Matrilineality in Judaism is the view that people born of a Jewish mother are themselves Jewish. The Torah does not explicitly discuss the conferring of Jewish status through matrilineality. The Tanakh (Hebrew Bible) also provides many examples of Israelite men whose children begotten through foreign women appear to have been accepted as Israelite. In contrast, Jewish oral tradition codified in Mishnah in the 2nd century CE serves as the basis of a shift in Rabbinic Judaism from patrilineal to matrilineal descent. Moreover the concept of matrilineality and matriarchy within Orthodox Judaism is related to the metaphysical concept of the Jewish soul.
The Mishnah (Kiddushin 3:12) states that, to be a Jew, one must be either the child of a Jewish mother or a convert to Judaism, (ger tzedek, "righteous convert"). Orthodox opinion regards this rule as dating from receipt of the Torah at Mount Sinai, but most non-Orthodox scholars regard it as originating either at the time of Ezra (4th Century BCE) or during the period of Roman rule in the 1st–2nd centuries CE, as patrilineal descent is known to have been the standard of Judaism prior to that time.
In the Hellenistic period of the 4th Century BCE – 1st Century CE some evidence may be interpreted to indicate that the offspring of intermarriages between Jewish men and non-Jewish women were considered Jewish; as is usual in prerabbinic texts, there is no mention of conversion on the part of the Gentile spouse.

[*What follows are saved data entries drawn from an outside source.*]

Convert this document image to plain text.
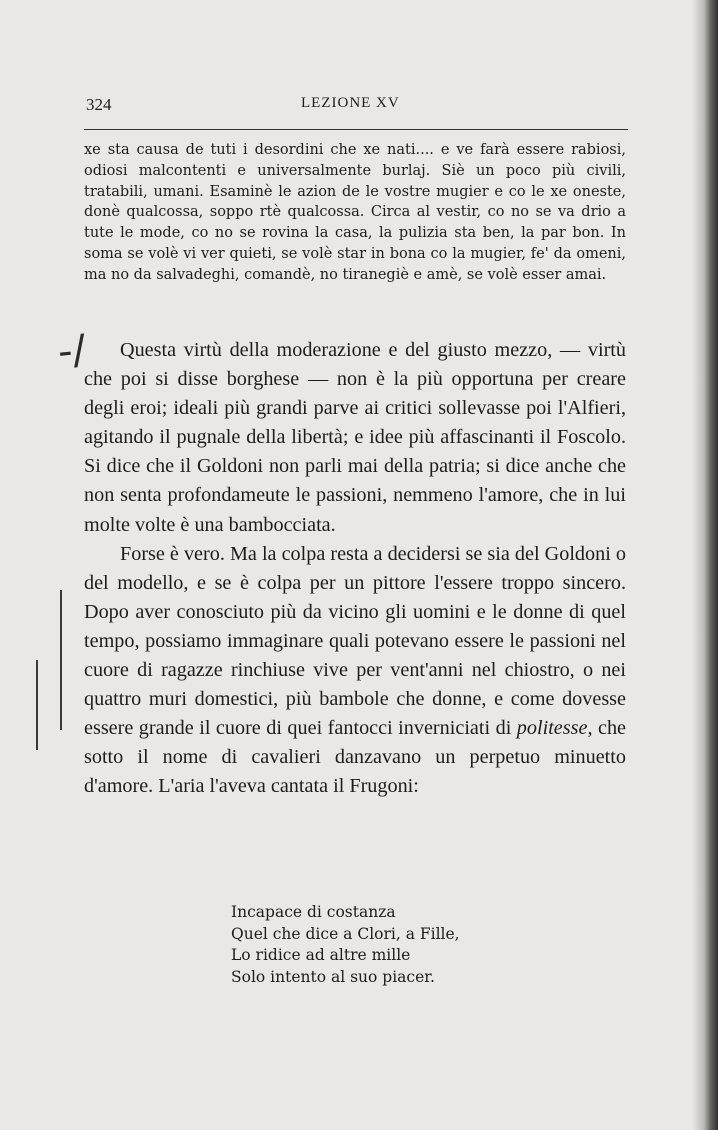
324	LEZIONE XV
xe sta causa de tuti i desordini che xe nati.... e ve farà essere rabiosi, odiosi malcontenti e universalmente burlaj. Siè un poco più civili, tratabili, umani. Esaminè le azion de le vostre mugier e co le xe oneste, donè qualcossa, soppo rtè qualcossa. Circa al vestir, co no se va drio a tute le mode, co no se rovina la casa, la pulizia sta ben, la par bon. In soma se volè vi ver quieti, se volè star in bona co la mugier, fe' da omeni, ma no da salvadeghi, comandè, no tiranegiè e amè, se volè esser amai.
-/	Questa virtù della moderazione e del giusto mezzo, — virtù che poi si disse borghese — non è la più opportuna per creare degli eroi; ideali più grandi parve ai critici sollevasse poi l'Alfieri, agitando il pugnale della libertà; e idee più affascinanti il Foscolo. Si dice che il Goldoni non parli mai della patria; si dice anche che non senta profondameute le passioni, nemmeno l'amore, che in lui molte volte è una bambocciata.

Forse è vero. Ma la colpa resta a decidersi se sia del Goldoni o del modello, e se è colpa per un pittore l'essere troppo sincero. Dopo aver conosciuto più da vicino gli uomini e le donne di quel tempo, possiamo immaginare quali potevano essere le passioni nel cuore di ragazze rinchiuse vive per vent'anni nel chiostro, o nei quattro muri domestici, più bambole che donne, e come dovesse essere grande il cuore di quei fantocci inverniciati di politesse, che sotto il nome di cavalieri danzavano un perpetuo minuetto d'amore. L'aria l'aveva cantata il Frugoni:

Incapace di costanza
Quel che dice a Clori, a Fille,
Lo ridice ad altre mille
Solo intento al suo piacer.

On the other hand, Philo of Alexandria calls the child of a Jew and a non-Jew a nothos (bastard), regardless of whether the non-Jewish parent is the father or the mother.

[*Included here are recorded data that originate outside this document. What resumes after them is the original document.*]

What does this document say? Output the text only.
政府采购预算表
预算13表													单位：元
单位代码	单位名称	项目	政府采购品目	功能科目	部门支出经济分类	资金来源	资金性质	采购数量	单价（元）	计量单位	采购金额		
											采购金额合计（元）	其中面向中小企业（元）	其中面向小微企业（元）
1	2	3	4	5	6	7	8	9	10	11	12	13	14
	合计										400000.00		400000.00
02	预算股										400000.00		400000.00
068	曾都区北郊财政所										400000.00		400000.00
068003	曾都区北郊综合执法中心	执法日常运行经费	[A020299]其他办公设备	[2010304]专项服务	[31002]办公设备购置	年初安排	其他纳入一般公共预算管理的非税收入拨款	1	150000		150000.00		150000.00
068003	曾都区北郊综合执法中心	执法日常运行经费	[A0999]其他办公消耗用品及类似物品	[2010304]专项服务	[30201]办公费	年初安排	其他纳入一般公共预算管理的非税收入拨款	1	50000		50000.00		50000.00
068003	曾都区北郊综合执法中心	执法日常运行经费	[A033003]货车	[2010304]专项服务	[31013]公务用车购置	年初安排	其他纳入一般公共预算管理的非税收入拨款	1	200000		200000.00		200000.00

Karaite Judaism holds that Judaism can only be transmitted through the father, and thus holds a rule of patrilineality. Nevertheless, historical Karaite Jewish and Rabbinical Jewish communities would usually intermarry with each other. Seven marriage contracts involving Karaite and Rabbanite individuals have so far been discovered in the Cairo Genizah. These marriage contracts stipulated the mutual tolerance of those practices in which the Karaites and the Rabbanites differed, with Karaite Judaism arguing that Jewish identity can only be passed through the father, since all Jewish descent in the Tanakh is traced patrilineally.